TCS Daily

Behold the Mothership

By Kenneth Silber - September 5, 2003 12:00 AM

The growing role of unmanned air vehicles (UAVs) in combat has given rise to expectations -- both hopes and fears -- that UAVs increasingly will take over functions from fighter jets and their pilots. It has been thought that the human role in combat aviation will both shrink and be largely relegated to people on the ground.


However, as often occurs with scenarios about humans being automated out of the picture, the reality may turn out to be very different. One thrust of current technology development pushes in the opposite direction, giving fighter pilots a new and crucial role and turning their fighter planes into "motherships" that will control UAVs from the air.


A new program at Boeing's Phantom Works (as the company's research and development arm is called) aims to enable a two-seat fighter jet such as an F-15E to serve as a command-and-control center for UAVs. It is hoped that, within two years, the program will demonstrate that a fighter jet can send a UAV ahead to locate targets or air defenses. A later goal would be for the fighter to direct the UAV in striking at targets.


The program, which goes by the ungainly name Embedded System Infosphere Interoperability Demonstration (ESIID), was described in the August 18, 2003 issue of Aviation Week. ESIID builds on recent advances at Phantom Works in expanding airborne communications and computing links. Such research is in keeping with the military's growing emphasis on "network-centric" warfare, in which vast quantities of information can be readily shared among different components of a fighting force.

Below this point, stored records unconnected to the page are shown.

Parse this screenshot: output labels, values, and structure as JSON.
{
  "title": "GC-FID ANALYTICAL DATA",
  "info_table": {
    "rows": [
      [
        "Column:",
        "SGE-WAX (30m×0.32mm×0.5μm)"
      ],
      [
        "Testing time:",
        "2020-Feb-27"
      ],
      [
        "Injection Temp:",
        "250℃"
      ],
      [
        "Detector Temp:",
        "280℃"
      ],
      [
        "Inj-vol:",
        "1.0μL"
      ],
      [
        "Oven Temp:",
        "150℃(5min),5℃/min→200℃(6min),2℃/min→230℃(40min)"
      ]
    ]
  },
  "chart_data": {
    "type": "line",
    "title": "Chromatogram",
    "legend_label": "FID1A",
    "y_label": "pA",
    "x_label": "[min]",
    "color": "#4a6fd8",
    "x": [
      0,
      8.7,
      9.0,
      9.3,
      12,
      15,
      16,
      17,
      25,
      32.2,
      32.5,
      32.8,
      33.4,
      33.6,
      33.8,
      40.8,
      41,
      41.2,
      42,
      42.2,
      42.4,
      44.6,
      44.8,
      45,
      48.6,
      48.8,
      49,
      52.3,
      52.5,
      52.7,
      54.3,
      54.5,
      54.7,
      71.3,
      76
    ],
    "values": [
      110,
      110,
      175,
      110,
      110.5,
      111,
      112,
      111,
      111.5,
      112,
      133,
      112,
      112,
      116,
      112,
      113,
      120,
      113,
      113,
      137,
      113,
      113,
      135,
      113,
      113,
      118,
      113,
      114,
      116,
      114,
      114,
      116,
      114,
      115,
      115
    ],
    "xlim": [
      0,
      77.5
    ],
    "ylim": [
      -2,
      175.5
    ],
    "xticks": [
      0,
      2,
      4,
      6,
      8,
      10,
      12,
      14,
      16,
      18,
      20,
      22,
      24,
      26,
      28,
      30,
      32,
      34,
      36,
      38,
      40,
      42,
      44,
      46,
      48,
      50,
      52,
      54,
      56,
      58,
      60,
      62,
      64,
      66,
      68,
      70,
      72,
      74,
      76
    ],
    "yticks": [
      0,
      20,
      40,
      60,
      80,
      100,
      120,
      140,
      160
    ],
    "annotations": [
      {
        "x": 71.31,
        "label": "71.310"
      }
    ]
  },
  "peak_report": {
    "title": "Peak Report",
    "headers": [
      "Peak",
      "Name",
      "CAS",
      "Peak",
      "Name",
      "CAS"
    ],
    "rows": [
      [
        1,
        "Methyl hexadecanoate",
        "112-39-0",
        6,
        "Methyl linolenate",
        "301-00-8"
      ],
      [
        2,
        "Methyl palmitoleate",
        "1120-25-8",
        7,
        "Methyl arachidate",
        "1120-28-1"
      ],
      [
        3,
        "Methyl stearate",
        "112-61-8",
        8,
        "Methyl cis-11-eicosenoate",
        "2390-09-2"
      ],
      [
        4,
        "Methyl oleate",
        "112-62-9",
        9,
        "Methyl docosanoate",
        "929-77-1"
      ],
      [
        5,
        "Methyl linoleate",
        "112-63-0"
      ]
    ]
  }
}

Earlier this year, a technology demonstration was conducted in which two piloted planes -- an F-15E and a 737, flying over 100 miles apart -- coordinated an attack on a simulated surface-to-air missile launcher. A two-way Internet-like connection was established between the two planes, such that the crews could share images and overlays; a picture of a target area, for instance, could be marked with text or circles or hand-drawn lines. The simulated launcher, though hidden in a wooded area, was located on the first pass.


An F-15E typically carries a pilot and a backseat weapons officer. If the plane were serving as a mothership, the backseat officer would coordinate one or more UAVs while the pilot focuses on flying. ESIID project managers hope to establish that an F-15E can operate in coordination with a fast, combat-oriented UAV such as the Boeing X-45. Since an F-15E does not have stealth technology, there would be a huge advantage in sending fast, stealthy UAVs ahead, allowing human pilots to avoid lethal air defenses.


Placing control of a UAV in the air, rather than on the ground, may enable a degree of flexibility and awareness that would not be matched by a pilot operating at headquarters. It is likely that the combination of piloted vehicles and UAVs will save the lives of pilots, while maintaining the advantages of having pilots in the air. One can imagine, also, that attacks and maneuvers of unprecedented complexity will be developed, as aviators learn to think of themselves as commanders not only of their own planes but of fleets of UAVs.


Even once all that takes shape, there may remain circumstances in which a ground-based UAV commander will be the optimal arrangement, just as there may still be situations calling for an unaccompanied pilot in the sky. But the development of combinations of manned and unmanned air combat operations will mean an expanded range of options. Motherships may play a key role in winning future wars.